[SUPPORT] Is it allowed using Flink Table API sqlQuery() to read data from hudi tables?

gamblewin commented 1 year ago

Describe the problem you faced

I'm trying to use flink table api sqlQuery to read data from hudi table but not working, so am i doing it wrong or hudi doesn't support this way to query data.

Code

sEnv = StreamExecutionEnvironment.getExecutionEnvironment();
sTableEnv = StreamTableEnvironment.create(sEnv);
sEnv.setParallelism(1);
sEnv.enableCheckpointing(3000);
// create table
String createTabelSql = "create table dept(\n" +
        "  dept_id BIGINT PRIMARY KEY NOT ENFORCED,\n" +
        "  dept_name varchar(10),\n" +
        "  ts timestamp(3)\n" +
        ")\n" +
        "with (\n" +
        "  'connector' = 'hudi',\n" +
        "  'path' = 'hdfs://localhost:9000/hudi/dept',\n" +
        "  'table.type' = 'MERGE_ON_READ'\n" +
        ")";
sTableEnv.executeSql(createTabelSql);
// insert data
sTableEnv.executeSql("insert into dept values (1, 'a', NOW()), (2, 'b', NOW())");
// query data
Table table = sTableEnv.sqlQuery("select * from dept");
DataStream<Row> dataStream = sTableEnv.toDataStream(table);
// there's nothing to print
dataStream.print();

Environment Description

Hudi version : 1.12.0
Hadoop version : 3.1.3
Flink version: 1.13.6

gamblewin commented 1 year ago

One more question, does hudi have any flink api for bulk insert?
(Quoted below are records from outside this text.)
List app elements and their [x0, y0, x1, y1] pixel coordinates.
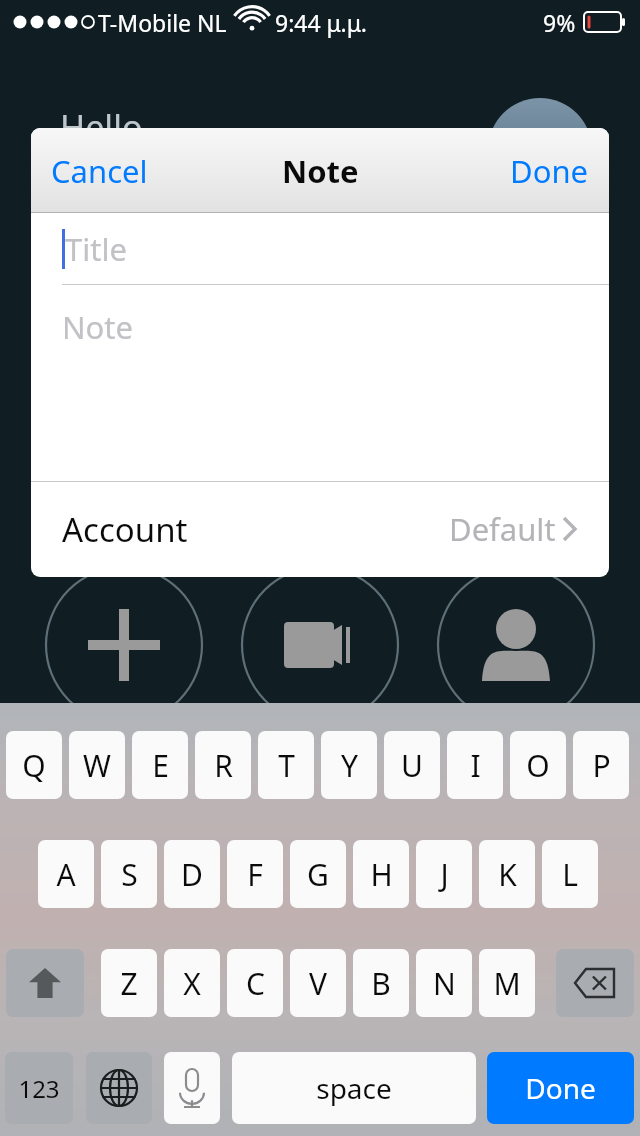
button[interactable]: U — [384, 731, 440, 799]
button[interactable]: Q — [6, 731, 62, 799]
staticText: F — [247, 854, 263, 895]
button[interactable]: D — [164, 840, 220, 908]
staticText: W — [83, 745, 111, 786]
staticText: J — [440, 854, 449, 895]
button[interactable]: S — [101, 840, 157, 908]
staticText: L — [562, 854, 578, 895]
staticText: R — [214, 745, 233, 786]
staticText: space — [316, 1069, 392, 1107]
staticText: T — [278, 745, 295, 786]
button[interactable]: Done — [487, 1052, 634, 1124]
staticText: B — [371, 963, 391, 1004]
button[interactable]: Y — [321, 731, 377, 799]
button[interactable]: Switch keyboard — [86, 1052, 152, 1124]
button[interactable]: H — [353, 840, 409, 908]
staticText: Note — [62, 306, 133, 348]
button[interactable]: I — [447, 731, 503, 799]
staticText: Done — [510, 150, 589, 192]
button[interactable]: A — [38, 840, 94, 908]
button[interactable]: P — [573, 731, 629, 799]
button[interactable]: Account — [31, 482, 609, 576]
button[interactable]: T — [258, 731, 314, 799]
button[interactable]: Z — [101, 949, 157, 1017]
staticText: N — [433, 963, 456, 1004]
staticText: D — [181, 854, 203, 895]
staticText: H — [370, 854, 393, 895]
button[interactable]: Dictate — [164, 1052, 220, 1124]
button[interactable]: F — [227, 840, 283, 908]
staticText: S — [121, 854, 138, 895]
button[interactable]: J — [416, 840, 472, 908]
staticText: Hello — [60, 104, 143, 150]
button[interactable]: N — [416, 949, 472, 1017]
staticText: P — [592, 745, 611, 786]
staticText: G — [307, 854, 329, 895]
button[interactable]: Cancel — [41, 142, 158, 200]
button[interactable]: C — [227, 949, 283, 1017]
staticText: O — [526, 745, 550, 786]
button[interactable]: L — [542, 840, 598, 908]
button[interactable]: Done — [500, 142, 599, 200]
button[interactable]: O — [510, 731, 566, 799]
staticText: Title — [65, 228, 127, 270]
staticText: Default — [449, 508, 556, 550]
staticText: E — [152, 745, 169, 786]
staticText: Note — [282, 150, 359, 192]
staticText: Done — [525, 1069, 596, 1107]
staticText: Cancel — [51, 150, 148, 192]
staticText: T-Mobile NL — [98, 7, 227, 38]
button[interactable]: Title — [31, 213, 609, 285]
staticText: 123 — [18, 1072, 60, 1105]
button[interactable]: E — [132, 731, 188, 799]
staticText: M — [493, 963, 521, 1004]
button[interactable]: space — [232, 1052, 476, 1124]
button[interactable]: W — [69, 731, 125, 799]
staticText: 9:44 μ.μ. — [275, 7, 367, 38]
button[interactable]: G — [290, 840, 346, 908]
staticText: Q — [22, 745, 46, 786]
button[interactable]: V — [290, 949, 346, 1017]
staticText: K — [498, 854, 517, 895]
staticText: X — [183, 963, 201, 1004]
staticText: Account — [62, 507, 188, 552]
button[interactable]: K — [479, 840, 535, 908]
staticText: 9% — [543, 7, 576, 38]
button[interactable]: X — [164, 949, 220, 1017]
button[interactable]: Shift — [6, 949, 84, 1017]
staticText: A — [56, 854, 76, 895]
staticText: V — [309, 963, 327, 1004]
button[interactable]: B — [353, 949, 409, 1017]
staticText: C — [246, 963, 265, 1004]
staticText: Y — [341, 745, 358, 786]
button[interactable]: M — [479, 949, 535, 1017]
button[interactable]: 123 — [5, 1052, 73, 1124]
button[interactable]: Note — [31, 285, 609, 482]
staticText: U — [401, 745, 423, 786]
staticText: Z — [120, 963, 138, 1004]
staticText: I — [470, 745, 481, 786]
button[interactable]: Backspace — [556, 949, 634, 1017]
button[interactable]: R — [195, 731, 251, 799]
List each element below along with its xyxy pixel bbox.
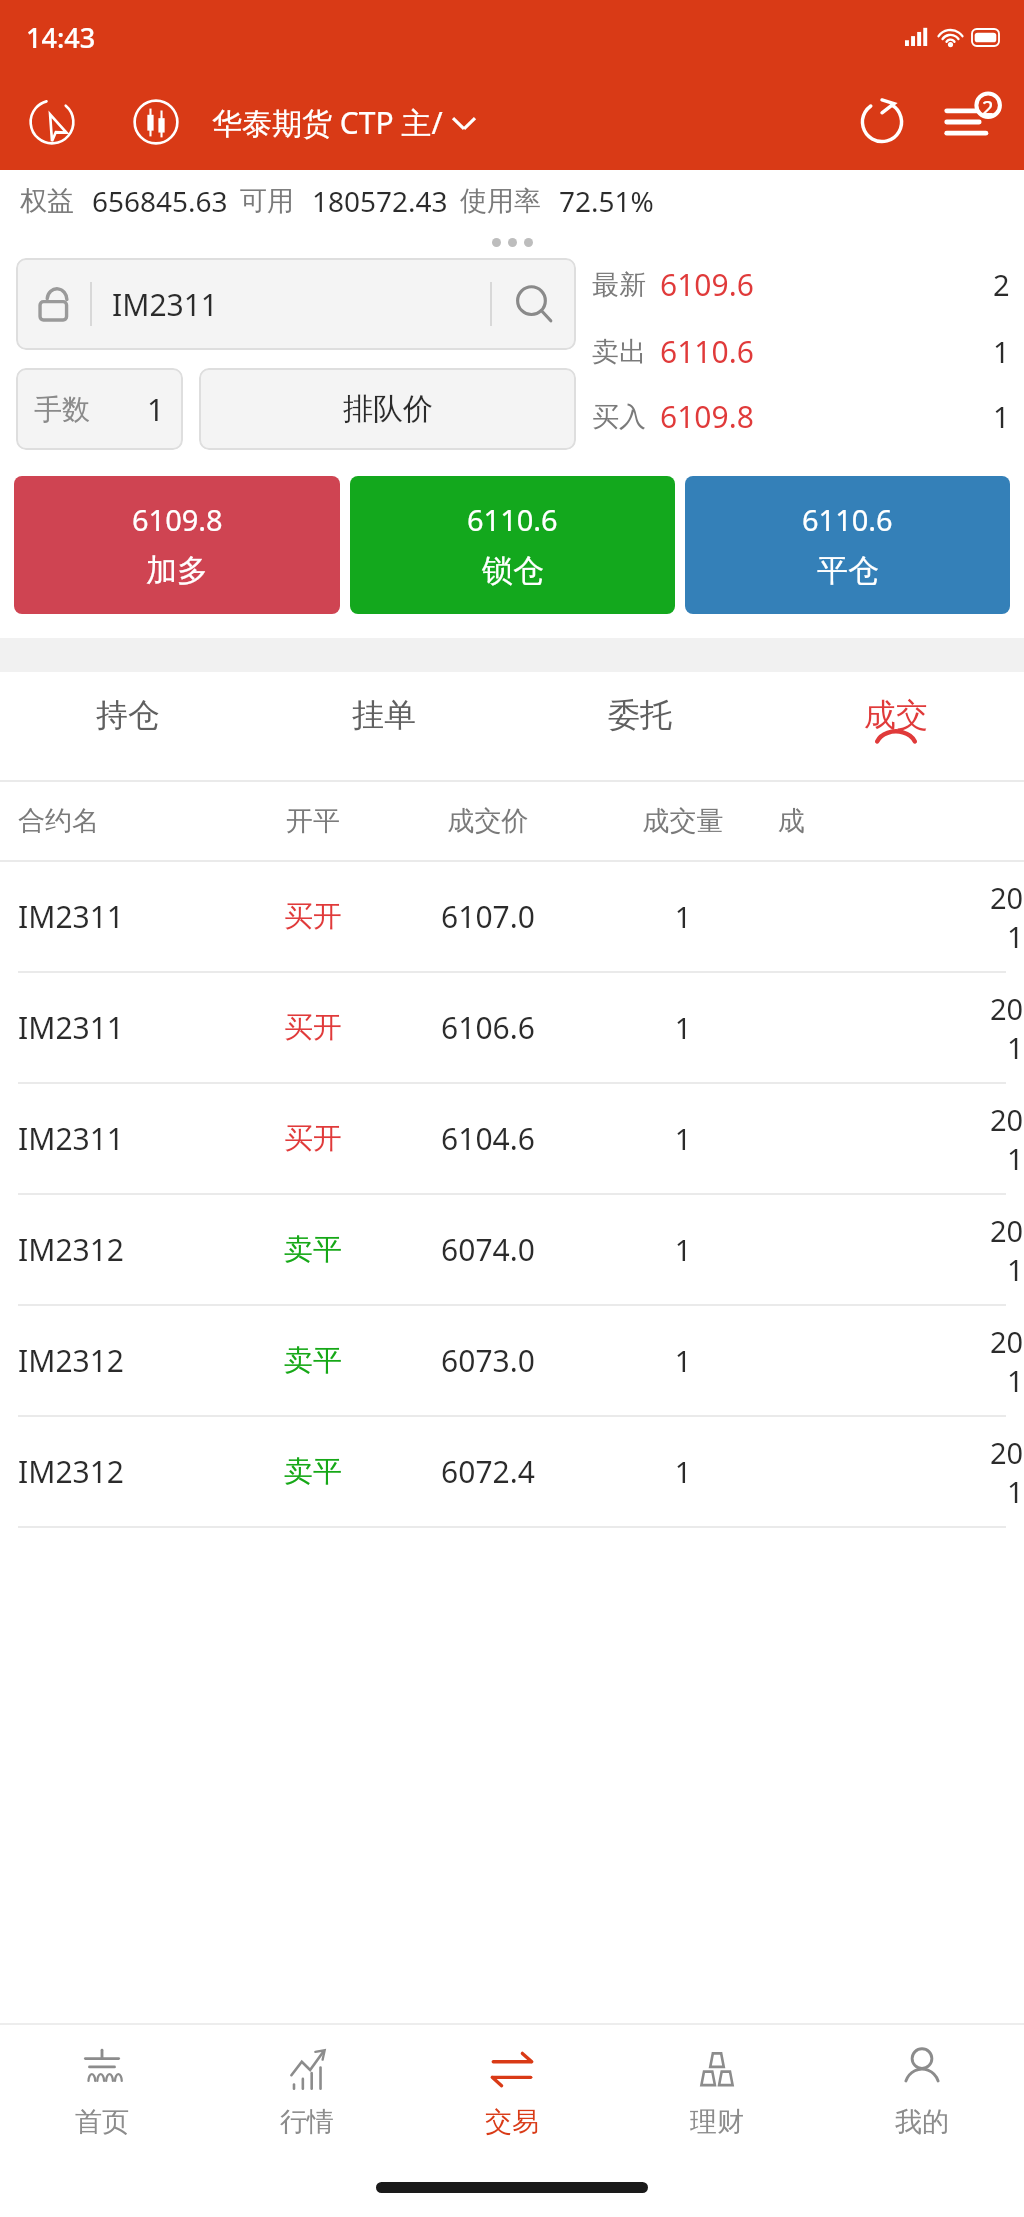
staticText: 1	[1007, 1139, 1024, 1178]
staticText: 合约名	[18, 804, 238, 838]
button[interactable]: 6110.6	[350, 476, 675, 614]
staticText: 交易	[485, 2105, 539, 2139]
staticText: 挂单	[352, 695, 416, 735]
staticText: 2	[982, 94, 994, 121]
button[interactable]: 交易	[409, 2025, 614, 2157]
staticText: 1	[1007, 1028, 1024, 1067]
staticText: 1	[1007, 1250, 1024, 1289]
staticText: 1	[1007, 1472, 1024, 1511]
staticText: 我的	[895, 2105, 949, 2139]
staticText: 1	[588, 1341, 778, 1380]
staticText: 1	[1007, 1361, 1024, 1400]
staticText: IM2311	[112, 284, 490, 325]
staticText: 1	[588, 897, 778, 936]
button[interactable]: IM2312	[0, 1306, 1024, 1415]
button[interactable]: IM2312	[0, 1195, 1024, 1304]
staticText: 排队价	[343, 390, 433, 428]
button[interactable]: 持仓	[0, 672, 256, 780]
staticText: 20	[990, 1100, 1024, 1139]
staticText: 20	[990, 1433, 1024, 1472]
staticText: 180572.43	[312, 182, 448, 220]
staticText: 20	[990, 878, 1024, 917]
staticText: 手数	[34, 392, 90, 427]
staticText: 1	[993, 397, 1010, 436]
staticText: 卖平	[238, 1342, 388, 1379]
staticText: 持仓	[96, 695, 160, 735]
staticText: IM2311	[18, 1118, 238, 1159]
button[interactable]: IM2311	[0, 973, 1024, 1082]
button[interactable]: 行情	[204, 2025, 409, 2157]
button[interactable]: 成交	[768, 672, 1024, 780]
staticText: 20	[990, 989, 1024, 1028]
staticText: 6072.4	[388, 1451, 588, 1492]
staticText: 成交价	[388, 804, 588, 838]
staticText: IM2312	[18, 1340, 238, 1381]
staticText: 权益	[20, 184, 74, 218]
staticText: 开平	[238, 804, 388, 838]
staticText: 20	[990, 1322, 1024, 1361]
button[interactable]: IM2311	[0, 1084, 1024, 1193]
staticText: IM2312	[18, 1229, 238, 1270]
staticText: 1	[147, 389, 165, 430]
staticText: 656845.63	[92, 182, 228, 220]
staticText: 最新	[592, 268, 646, 302]
staticText: 6110.6	[660, 331, 754, 372]
staticText: 6109.8	[660, 396, 754, 437]
staticText: 1	[1007, 917, 1024, 956]
button[interactable]: IM2312	[0, 1417, 1024, 1526]
button[interactable]: Quotes	[124, 90, 188, 154]
staticText: 加多	[146, 551, 208, 590]
staticText: 使用率	[460, 184, 541, 218]
staticText: 1	[588, 1452, 778, 1491]
staticText: 委托	[608, 695, 672, 735]
staticText: 2	[993, 265, 1010, 304]
staticText: 72.51%	[559, 182, 654, 220]
button[interactable]: 挂单	[256, 672, 512, 780]
staticText: 买入	[592, 400, 646, 434]
button[interactable]: Refresh	[846, 86, 918, 158]
staticText: 6110.6	[467, 500, 558, 539]
button[interactable]: 手数	[16, 368, 183, 450]
staticText: 买开	[238, 1120, 388, 1157]
button[interactable]: 华泰期货 CTP 主/	[212, 102, 846, 143]
staticText: 可用	[240, 184, 294, 218]
staticText: 20	[990, 1211, 1024, 1250]
staticText: 6104.6	[388, 1118, 588, 1159]
staticText: 6074.0	[388, 1229, 588, 1270]
other: Search	[492, 258, 576, 350]
staticText: 行情	[280, 2105, 334, 2139]
button[interactable]: Pointer	[20, 90, 84, 154]
staticText: 14:43	[26, 19, 96, 56]
staticText: 6073.0	[388, 1340, 588, 1381]
staticText: 1	[588, 1008, 778, 1047]
staticText: 理财	[690, 2105, 744, 2139]
button[interactable]: IM2311	[16, 258, 576, 350]
staticText: 1	[588, 1119, 778, 1158]
staticText: 华泰期货 CTP 主/	[212, 102, 443, 143]
button[interactable]: 理财	[614, 2025, 819, 2157]
staticText: 卖平	[238, 1453, 388, 1490]
staticText: 6109.6	[660, 264, 754, 305]
staticText: 买开	[238, 898, 388, 935]
button[interactable]: Menu	[932, 86, 1004, 158]
staticText: 6107.0	[388, 896, 588, 937]
button[interactable]: IM2311	[0, 862, 1024, 971]
button[interactable]: 排队价	[199, 368, 576, 450]
staticText: 卖出	[592, 335, 646, 369]
staticText: IM2312	[18, 1451, 238, 1492]
staticText: 成交	[864, 695, 928, 735]
staticText: 买开	[238, 1009, 388, 1046]
button[interactable]: 6110.6	[685, 476, 1010, 614]
button[interactable]: 6109.8	[14, 476, 340, 614]
staticText: 成	[778, 804, 1024, 838]
staticText: 成交量	[588, 804, 778, 838]
staticText: 6106.6	[388, 1007, 588, 1048]
button[interactable]: 委托	[512, 672, 768, 780]
staticText: 锁仓	[482, 551, 544, 590]
staticText: IM2311	[18, 896, 238, 937]
button[interactable]: 我的	[819, 2025, 1024, 2157]
button[interactable]: 首页	[0, 2025, 204, 2157]
staticText: 6110.6	[802, 500, 893, 539]
staticText: 卖平	[238, 1231, 388, 1268]
staticText: IM2311	[18, 1007, 238, 1048]
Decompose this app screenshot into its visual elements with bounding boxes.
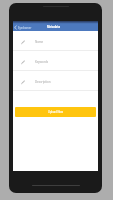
staticText: Keywords	[35, 60, 49, 64]
button[interactable]: Edit Keywords	[13, 51, 98, 71]
button[interactable]: Back	[14, 25, 32, 30]
staticText: Metadata	[47, 25, 60, 29]
staticText: Eyecleaner	[18, 26, 32, 30]
other: Edit Name	[21, 40, 25, 44]
button[interactable]: Upload Now	[15, 107, 96, 117]
other: Back	[14, 25, 17, 30]
staticText: Name	[35, 40, 44, 44]
other: Edit Description	[21, 80, 25, 84]
button[interactable]: Edit Name	[13, 31, 98, 51]
staticText: Description	[35, 80, 51, 84]
other: Edit Keywords	[21, 60, 25, 64]
button[interactable]: Edit Description	[13, 71, 98, 91]
staticText: Upload Now	[48, 110, 63, 114]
The example on official website is inserting data into Hudi table one by one, what if i want to split data source stream into different windows and when each window closes, bulk insert all data in that window into Hudi table.

For now, the only way i can think of bulk insert is use the executeSql() method of StreamTableEnvironment to execute SQL statements by concatenating the SQL string.

danny0405 commented 1 year ago

It seems you are using the batch query, can you check whether the data is committed into the table (by checking new commit meta files on .hoodie folder).

We can enable bulk_insert mode for Flink with option write.operation = 'BULK_INSERT', the bulk_insert only works for batch execution mode.

gamblewin commented 1 year ago

@danny0405 Thx for replying.

Data is committed into the table, but can not be queried by using sTableEnv.sqlQuery(select * from dept).

If i use sql way, which is inserting multiple rows in one sql and executing this sql, is this way bulk insert or not?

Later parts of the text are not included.